Foto: "Fühllosigkeit" der finnischen Autorin und Schauspielerin Pirkko Saisio © Bjørn Jansen
Text:Manfred Jahnke, am 14. April 2014
Finnische Theaterstücke sind nicht häufig auf deutschen Bühnen zu sehen. „Fühllosigkeit“ der Autorin und Schauspielerin Pirkko Saisio hat es nach der deutschen Erstaufführung 2007 in Rostock geschafft, ein zweites Mal am Theater Konstanz in Szene gesetzt zu werden. Der Rechtsanwalt Seppo, viel unterwegs, empfindet, dass seine Haut nur Gummi fühle, wenn er seine Frau umarme. Als sein Sohn Marko, Arzt, nach einer Blutuntersuchung den Verdacht streut, sein Vater sei an AIDS erkrankt, beschließt Seppo, seine Grenzen auszuloten. Er macht sich an Milva, die Braut seines Sohnes, heran. Die Familie kommt ihm auf die Schliche. Marko flüchtet in Arbeit, Tuula, seine Frau, wartet darauf, ihren Mann endgültig zu verlieren, Seppo selbst stürzt sich wieder in die Arbeit und Milva beginnt einen Job, weit weg, in Beirut. Ergänzt wird dieses Personal noch durch Toini, der Mutter Seppos, die dement im Altersheim lebt und für die komischen Töne in diesem Psychodrama sorgt. „Fühllosigkeit“ führt einen erfolgreichen Mann vor, der auf der Suche nach der Seele seine Grenzen zu überschreiten versucht und dabei seine Mitmenschen egoistisch misshandelt. Angesichts seiner vermeintlichen Todesnähe wird er zum Spieler, der aber nicht als strahlender Sieger abgeht. Sein Sohn hingegen, der den AIDS-Verdacht ausstreut und Milva als Mittel einsetzt, verlässt eindeutig als Verlierer die Bühne.

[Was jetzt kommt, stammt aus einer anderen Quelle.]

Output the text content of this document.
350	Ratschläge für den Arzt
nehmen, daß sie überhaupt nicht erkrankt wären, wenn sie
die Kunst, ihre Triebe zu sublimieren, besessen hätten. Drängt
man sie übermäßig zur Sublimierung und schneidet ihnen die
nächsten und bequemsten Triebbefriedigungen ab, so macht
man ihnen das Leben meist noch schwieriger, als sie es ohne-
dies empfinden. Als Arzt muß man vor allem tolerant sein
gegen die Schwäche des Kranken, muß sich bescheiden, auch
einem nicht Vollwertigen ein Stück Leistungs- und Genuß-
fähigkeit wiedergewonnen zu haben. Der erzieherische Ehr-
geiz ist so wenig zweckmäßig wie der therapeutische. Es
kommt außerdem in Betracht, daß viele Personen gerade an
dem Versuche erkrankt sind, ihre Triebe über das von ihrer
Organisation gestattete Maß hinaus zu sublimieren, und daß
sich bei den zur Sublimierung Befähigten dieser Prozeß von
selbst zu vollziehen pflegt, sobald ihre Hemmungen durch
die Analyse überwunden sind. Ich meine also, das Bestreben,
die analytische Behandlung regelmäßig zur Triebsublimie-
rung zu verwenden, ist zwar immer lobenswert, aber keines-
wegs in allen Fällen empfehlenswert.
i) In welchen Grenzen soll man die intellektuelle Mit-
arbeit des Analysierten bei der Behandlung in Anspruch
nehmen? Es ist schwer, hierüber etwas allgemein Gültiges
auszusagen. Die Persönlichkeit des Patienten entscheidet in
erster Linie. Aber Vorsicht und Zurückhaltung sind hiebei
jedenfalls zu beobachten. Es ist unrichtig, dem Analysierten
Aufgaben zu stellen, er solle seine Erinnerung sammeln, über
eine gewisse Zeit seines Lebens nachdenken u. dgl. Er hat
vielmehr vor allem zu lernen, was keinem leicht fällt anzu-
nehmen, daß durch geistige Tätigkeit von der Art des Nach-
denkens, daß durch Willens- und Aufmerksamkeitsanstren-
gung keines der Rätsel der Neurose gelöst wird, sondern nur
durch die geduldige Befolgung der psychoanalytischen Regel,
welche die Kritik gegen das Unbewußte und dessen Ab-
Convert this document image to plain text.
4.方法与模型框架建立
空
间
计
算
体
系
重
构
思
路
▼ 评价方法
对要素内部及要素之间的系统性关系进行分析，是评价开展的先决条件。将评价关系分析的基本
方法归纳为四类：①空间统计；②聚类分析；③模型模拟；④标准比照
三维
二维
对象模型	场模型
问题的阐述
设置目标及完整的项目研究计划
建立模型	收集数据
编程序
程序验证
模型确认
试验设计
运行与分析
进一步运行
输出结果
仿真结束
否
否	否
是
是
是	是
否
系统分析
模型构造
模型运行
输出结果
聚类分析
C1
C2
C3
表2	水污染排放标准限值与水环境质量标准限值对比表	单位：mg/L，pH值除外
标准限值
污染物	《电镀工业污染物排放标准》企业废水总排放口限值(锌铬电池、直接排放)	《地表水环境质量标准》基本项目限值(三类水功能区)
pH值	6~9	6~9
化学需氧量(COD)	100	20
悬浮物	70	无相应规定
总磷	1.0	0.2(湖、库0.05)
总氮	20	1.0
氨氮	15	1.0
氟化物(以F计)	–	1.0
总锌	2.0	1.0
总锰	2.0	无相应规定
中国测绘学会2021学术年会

Für dieses komplexe Spiel hat der Raumdesigner und bildende Künstler Christian Pölzler ein symbolisches Bühnenbild geschaffen: Weiße Bodenfolien, auf die sich Bilder und Filme projizieren lassen, um die einzelnen Handlungsorte anzudeuten, sind kreuzförmig angeordnet, rechts außen befindet sich ein rechteckiger Kasten, der mal Tisch, mal Sarg, auch hier wieder abhängig vom Handlungsort ist und in unterschiedlichen Farben beleuchtet wird. Um das Publikum möglichst nahe an das Spiel heran zu holen, schaut das Publikum in der Konstanzer Werkstatt von zwei sich gegenüberliegenden Tribünen dem Spiel zu. Die Regie von Andreas Bauer versucht in seiner Inszenierung die Symbolik des Raumes auch in das Spiel aufzunehmen. Nicht immer sinnfällig, wenn Bernhard Leute als Beppo am Anfang einen Fisch aufbricht, der dann später auf dem Arm von Sarah Sanders als Milva auftaucht. Wenn denn durchaus christliche Symbolgesten immer wieder erscheinen, so ist der Regie doch wichtiger, die erotischen Spannungen zwischen den Figuren heraus zu arbeiten. Da knistert es nicht nur zwischen Seppo und Milva, sondern auch zwischen Mutter und Sohn.
Insgesamt erscheint die Aufführung in ihrer dynamischen Entfaltung statuarisch, zumal die großartige Maria Falkenhagen als demente Toini in ihrem Rollstuhl ständig in den Sichtlinien des Publikums bleibt, sozusagen abgestellt, aber nur in ihren Szenen in das Spiel einbezogen wird. Ein familiäres „Psychodrama“ lebt vom Ensemble. Und da hat Konstanz ein großes Potenzial. Nicht nur Maria Falkenhagen und Sarah Sanders zeigen feine psychologische Schauspielkunst, sondern auch Ulrike Lodwig als Mutter und Johannes Merz als Sohn Marko. Und Bernhard Leute verkörpert die verschiedenen Facetten seines Seppo auch in ihrer Brüchigkeit überzeugend.